Kullman, who serves on a total of four corporate boards, says she has developed a network of female executives and is giving recommendations to companies looking for female board members.
"I'm not taking on any more boards. I've got plenty. But if people come to me with opportunities, I want to be able to point to four, five, or six different women," Kullman said.
But in the year since its passage, critics have lodged a handful of lawsuits challenging California's law on grounds that it's discriminatory.
The Pacific Legal Foundation sued California in November on behalf of electronics manufacturer OSI Systems shareholder Creighton Meland, a retired corporate lawyer. The suit argues that California's gender mandate for boards is unconstitutional.

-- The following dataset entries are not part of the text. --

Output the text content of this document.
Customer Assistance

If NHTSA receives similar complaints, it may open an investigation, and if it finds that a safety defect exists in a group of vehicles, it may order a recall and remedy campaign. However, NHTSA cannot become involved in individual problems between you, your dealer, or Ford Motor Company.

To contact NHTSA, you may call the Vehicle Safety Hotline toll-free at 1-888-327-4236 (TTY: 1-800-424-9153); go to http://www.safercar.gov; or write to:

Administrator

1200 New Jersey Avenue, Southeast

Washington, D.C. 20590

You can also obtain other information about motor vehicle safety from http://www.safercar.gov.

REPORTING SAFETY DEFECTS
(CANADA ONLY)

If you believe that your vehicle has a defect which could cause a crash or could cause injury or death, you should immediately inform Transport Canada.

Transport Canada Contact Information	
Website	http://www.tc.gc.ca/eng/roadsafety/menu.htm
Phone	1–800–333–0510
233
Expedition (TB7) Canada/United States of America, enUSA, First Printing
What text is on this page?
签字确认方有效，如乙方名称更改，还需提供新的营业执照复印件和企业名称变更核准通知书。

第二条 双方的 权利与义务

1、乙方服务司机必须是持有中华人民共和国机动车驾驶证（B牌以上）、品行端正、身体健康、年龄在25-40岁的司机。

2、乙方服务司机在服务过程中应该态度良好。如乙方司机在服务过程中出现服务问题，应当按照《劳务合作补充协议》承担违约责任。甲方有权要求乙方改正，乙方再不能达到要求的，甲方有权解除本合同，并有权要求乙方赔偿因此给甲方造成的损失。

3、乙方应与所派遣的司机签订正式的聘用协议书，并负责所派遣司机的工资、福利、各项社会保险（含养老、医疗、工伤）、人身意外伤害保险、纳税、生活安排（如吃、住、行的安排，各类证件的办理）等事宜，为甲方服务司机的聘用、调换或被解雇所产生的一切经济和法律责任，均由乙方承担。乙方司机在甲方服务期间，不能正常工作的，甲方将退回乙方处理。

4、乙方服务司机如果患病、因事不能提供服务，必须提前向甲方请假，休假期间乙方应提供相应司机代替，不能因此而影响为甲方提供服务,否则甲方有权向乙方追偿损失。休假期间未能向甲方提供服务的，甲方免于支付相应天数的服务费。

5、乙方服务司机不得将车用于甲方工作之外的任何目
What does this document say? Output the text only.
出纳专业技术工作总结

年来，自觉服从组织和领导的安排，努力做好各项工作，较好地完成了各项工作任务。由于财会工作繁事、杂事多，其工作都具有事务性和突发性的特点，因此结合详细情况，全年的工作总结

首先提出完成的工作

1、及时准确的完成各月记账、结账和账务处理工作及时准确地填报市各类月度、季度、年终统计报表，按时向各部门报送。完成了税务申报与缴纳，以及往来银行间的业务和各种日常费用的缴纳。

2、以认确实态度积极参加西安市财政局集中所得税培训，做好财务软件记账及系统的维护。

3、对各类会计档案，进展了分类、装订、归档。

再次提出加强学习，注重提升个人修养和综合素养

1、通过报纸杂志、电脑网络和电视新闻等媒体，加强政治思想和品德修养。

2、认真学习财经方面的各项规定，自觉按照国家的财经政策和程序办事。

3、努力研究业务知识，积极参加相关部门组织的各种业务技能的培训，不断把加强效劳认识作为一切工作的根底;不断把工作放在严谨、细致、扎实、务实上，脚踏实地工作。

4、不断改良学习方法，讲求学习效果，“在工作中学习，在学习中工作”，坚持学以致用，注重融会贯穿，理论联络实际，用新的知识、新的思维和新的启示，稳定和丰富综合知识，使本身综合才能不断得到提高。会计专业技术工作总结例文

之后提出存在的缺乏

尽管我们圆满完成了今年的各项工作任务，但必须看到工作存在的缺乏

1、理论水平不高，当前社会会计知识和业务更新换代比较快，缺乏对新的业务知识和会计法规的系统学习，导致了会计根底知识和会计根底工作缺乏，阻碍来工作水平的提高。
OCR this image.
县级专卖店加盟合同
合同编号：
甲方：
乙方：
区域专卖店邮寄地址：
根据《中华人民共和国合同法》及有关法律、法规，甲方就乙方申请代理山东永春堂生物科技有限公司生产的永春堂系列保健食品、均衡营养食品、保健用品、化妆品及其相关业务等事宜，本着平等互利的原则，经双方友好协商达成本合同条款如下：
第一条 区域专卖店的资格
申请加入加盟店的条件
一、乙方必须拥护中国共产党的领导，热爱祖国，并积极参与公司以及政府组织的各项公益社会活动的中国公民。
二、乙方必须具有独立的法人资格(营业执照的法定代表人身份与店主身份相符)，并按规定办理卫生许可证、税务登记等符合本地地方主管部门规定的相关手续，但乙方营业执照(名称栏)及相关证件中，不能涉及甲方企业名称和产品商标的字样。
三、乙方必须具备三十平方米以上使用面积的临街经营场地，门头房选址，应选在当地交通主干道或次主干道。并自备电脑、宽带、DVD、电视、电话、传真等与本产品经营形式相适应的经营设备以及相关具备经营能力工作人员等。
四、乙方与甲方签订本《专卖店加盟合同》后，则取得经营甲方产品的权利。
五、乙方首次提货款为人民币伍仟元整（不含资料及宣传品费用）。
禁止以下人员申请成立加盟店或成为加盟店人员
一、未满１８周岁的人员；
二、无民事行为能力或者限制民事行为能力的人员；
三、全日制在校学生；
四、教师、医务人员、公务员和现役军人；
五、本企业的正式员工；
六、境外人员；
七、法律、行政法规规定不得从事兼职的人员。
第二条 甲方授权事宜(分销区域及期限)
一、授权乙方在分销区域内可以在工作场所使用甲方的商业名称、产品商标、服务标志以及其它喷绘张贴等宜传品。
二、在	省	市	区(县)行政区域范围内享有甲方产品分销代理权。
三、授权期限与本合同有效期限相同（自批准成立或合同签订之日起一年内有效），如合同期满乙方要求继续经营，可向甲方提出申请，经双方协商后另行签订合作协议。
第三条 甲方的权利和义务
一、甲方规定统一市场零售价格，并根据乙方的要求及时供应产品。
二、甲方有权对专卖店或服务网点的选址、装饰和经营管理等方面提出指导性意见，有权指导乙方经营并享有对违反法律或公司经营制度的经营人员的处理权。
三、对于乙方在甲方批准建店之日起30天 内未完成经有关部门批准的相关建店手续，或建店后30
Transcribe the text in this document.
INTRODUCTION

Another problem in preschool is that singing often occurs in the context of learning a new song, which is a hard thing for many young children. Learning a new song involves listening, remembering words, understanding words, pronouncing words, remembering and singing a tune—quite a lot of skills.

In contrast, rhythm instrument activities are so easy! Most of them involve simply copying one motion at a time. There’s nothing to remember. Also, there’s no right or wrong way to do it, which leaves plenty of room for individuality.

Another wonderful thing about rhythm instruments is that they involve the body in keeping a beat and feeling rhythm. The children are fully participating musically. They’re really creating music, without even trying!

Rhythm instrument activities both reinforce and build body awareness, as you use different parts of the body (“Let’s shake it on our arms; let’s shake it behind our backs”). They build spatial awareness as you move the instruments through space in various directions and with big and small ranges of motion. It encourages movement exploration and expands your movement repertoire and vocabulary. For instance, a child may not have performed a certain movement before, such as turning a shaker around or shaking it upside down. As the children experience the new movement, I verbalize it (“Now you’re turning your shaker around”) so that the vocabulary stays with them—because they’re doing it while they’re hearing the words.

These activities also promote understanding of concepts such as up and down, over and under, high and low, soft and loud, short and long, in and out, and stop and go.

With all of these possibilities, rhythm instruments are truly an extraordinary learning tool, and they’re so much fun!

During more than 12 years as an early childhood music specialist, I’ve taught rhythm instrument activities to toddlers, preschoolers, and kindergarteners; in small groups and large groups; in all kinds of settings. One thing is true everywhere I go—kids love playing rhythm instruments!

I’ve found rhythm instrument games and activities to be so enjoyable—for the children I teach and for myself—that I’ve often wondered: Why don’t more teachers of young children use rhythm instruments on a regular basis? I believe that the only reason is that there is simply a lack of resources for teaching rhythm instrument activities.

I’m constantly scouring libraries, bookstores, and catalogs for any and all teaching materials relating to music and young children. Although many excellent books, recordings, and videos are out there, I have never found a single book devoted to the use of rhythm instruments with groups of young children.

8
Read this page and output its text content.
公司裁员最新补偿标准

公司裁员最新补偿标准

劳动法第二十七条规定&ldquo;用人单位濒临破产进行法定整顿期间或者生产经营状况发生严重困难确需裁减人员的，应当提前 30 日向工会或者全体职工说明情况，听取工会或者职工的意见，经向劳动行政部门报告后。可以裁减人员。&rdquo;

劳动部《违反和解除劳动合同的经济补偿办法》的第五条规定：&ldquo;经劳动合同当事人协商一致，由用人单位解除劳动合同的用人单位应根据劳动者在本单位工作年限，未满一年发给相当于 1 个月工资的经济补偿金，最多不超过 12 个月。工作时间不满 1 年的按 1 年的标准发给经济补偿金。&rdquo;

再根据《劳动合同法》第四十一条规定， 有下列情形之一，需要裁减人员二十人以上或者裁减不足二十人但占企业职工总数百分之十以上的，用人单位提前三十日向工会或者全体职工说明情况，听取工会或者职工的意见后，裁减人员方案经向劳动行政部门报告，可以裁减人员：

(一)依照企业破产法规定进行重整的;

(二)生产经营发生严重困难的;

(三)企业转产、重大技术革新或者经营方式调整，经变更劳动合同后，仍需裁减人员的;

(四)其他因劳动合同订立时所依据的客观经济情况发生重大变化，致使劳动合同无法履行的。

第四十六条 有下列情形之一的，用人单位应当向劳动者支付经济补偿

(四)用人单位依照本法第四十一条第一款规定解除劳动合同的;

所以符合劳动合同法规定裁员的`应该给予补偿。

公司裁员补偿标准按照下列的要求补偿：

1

"The law violates the 14th Amendment's promise of equal treatment before the law. And it actually forces people to make decisions on the basis of sex," said Anastasia Boden, a senior attorney at the Pacific Legal Foundation.
Plus, Boden says, mandating gender diversity ultimately hurts women "by relegating them to quota hires and making them seem like space fillers."
As the data trickles in on the first full year of California's law, companies are now looking ahead to complying with the second leg of the law. By the end of next year, it calls for California-based companies to have at least two female directors on five-member boards, and at least three female directors on boards with six or more members.
The law cites studies showing that having a critical mass creates an environment where women are no longer viewed as outsiders.
"There's a 30% rule. When you have a minimum of 30%, that's when you see a transformation of culture and a true transformation of how business operates," says Shelley Zalis, CEO of The Female Quotient, a company aimed at advancing gender equality. "But we have to start somewhere."